Como ejemplo más sobresaliente tenemos al gobernador electo de Nuevo León, El Bronco (difícilmente me aprenderé su nombre real alguna vez), quien dio, ya como rotundo vencedor, una entrevista al diario El País (del que a veces digo que hay que vivir en Madrid para leer sus noticias sobre México con alguna credulidad), en la que se llenó la boca de folclóricas, contradictorias y desopilantes declaraciones.
Además de minimizar su patrimonio a “60 yeguas, 200 borregos, 200 gallinas y 80 hectáreas donde cultiva alfalfa”, el primer gobernante independiente (una independencia cultivada en años de militancia priista) nos regaló una definición de independencia que habrá que anotar para comprender lo que puede ser su gobierno: “Ser independiente significa que puedes hablar con todos, no traes el peso del partido arriba de ti. Puedo recibir las opiniones de todos y podemos hacer un collage de propuestas y respuestas”. O sea, andar libre de cualquier atadura partidista y, supongo, institucional; y preparar, claro, grandiosos baturrillos como propuestas de gobierno.

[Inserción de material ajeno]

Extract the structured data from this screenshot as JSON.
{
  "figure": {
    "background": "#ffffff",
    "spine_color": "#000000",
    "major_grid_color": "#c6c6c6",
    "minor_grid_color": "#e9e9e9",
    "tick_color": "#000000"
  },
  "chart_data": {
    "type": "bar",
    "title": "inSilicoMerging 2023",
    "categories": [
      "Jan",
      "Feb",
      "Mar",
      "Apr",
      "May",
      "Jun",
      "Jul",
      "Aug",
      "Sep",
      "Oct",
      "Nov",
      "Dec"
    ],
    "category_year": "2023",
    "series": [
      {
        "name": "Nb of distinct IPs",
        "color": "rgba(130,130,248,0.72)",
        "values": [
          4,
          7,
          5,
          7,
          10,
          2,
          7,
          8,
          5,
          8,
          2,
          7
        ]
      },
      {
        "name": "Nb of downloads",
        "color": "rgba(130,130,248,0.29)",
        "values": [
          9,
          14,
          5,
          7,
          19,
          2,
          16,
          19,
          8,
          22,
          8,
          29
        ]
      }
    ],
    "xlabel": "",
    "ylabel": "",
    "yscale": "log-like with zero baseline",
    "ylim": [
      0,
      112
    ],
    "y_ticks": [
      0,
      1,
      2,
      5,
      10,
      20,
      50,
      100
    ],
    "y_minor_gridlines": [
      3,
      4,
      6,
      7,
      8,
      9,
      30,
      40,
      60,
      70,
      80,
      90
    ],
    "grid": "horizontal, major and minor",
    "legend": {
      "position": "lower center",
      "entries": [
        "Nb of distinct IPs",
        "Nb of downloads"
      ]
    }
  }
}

“Es la primavera mexicana que, bendito Dios, yo inicié”, dice. Y cuando le preguntan si se parece en algo a Vicente Fox, saca la inconfundible casta que justifica su sobrenombre: “Hay condiciones iguales de enojo, pero no me parezco nada a Fox. Nos vestimos igual, pero él se apendejó en el Gobierno. Yo no me voy a apendejar”.
Y para documentar más su independencia, al hablar de cómo fue que se “forjó a la sombra de Alfonso Martínez Domínguez” (al que recordamos como Halconso, por el 10 de junio, que sí se olvida por lo visto), El Bronco reconoce que le queda algo de esos buenos tiempos: “Quizá los buenos rastros de aquellos años donde el servicio público era privilegiado. Donde se daba la satisfacción de servirle a la gente”.

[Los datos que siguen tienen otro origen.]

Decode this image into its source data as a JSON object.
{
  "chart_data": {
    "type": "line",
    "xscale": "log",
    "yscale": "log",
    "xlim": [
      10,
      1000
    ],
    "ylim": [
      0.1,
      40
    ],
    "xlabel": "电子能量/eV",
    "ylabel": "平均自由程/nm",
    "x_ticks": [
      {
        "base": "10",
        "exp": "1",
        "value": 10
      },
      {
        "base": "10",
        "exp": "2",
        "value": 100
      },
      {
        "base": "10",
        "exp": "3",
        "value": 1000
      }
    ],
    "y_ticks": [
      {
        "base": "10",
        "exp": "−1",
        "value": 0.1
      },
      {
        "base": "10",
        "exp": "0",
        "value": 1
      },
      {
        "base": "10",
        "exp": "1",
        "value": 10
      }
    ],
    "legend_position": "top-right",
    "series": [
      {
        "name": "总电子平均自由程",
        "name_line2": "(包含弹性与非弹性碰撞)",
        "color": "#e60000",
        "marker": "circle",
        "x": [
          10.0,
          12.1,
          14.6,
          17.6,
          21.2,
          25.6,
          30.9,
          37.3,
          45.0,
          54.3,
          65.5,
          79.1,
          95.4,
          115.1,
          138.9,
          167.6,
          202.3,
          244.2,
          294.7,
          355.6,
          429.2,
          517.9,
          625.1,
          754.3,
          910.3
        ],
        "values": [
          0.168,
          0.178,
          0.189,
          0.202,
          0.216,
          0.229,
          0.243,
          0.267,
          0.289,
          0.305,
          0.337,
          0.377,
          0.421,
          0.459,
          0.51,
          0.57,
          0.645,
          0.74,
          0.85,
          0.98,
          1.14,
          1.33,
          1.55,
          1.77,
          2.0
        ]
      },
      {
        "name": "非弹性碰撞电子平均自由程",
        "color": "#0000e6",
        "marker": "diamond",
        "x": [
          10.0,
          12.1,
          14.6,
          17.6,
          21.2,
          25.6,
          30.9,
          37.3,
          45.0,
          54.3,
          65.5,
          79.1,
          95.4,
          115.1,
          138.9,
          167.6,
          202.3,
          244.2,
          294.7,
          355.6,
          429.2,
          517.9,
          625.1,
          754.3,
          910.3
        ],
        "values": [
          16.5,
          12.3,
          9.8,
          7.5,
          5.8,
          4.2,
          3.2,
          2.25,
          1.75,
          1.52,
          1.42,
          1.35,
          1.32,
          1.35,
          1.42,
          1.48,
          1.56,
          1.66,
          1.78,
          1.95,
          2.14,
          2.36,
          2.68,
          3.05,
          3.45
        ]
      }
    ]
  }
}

Si siempre he tenido reticencia ante la palabra independiente en política, ahora tengo más que nunca dudas y sospechas. ¿Independientes de qué? El ejercicio de la política es inimaginable sin compromisos, sin legítimos vínculos con programas y estructuras. La independencia en política —y con mayor razón en la política seria— es una idea ridícula; no se puede concebir salvo en la imaginería demagógica de los aspirantes más pedestres al poder.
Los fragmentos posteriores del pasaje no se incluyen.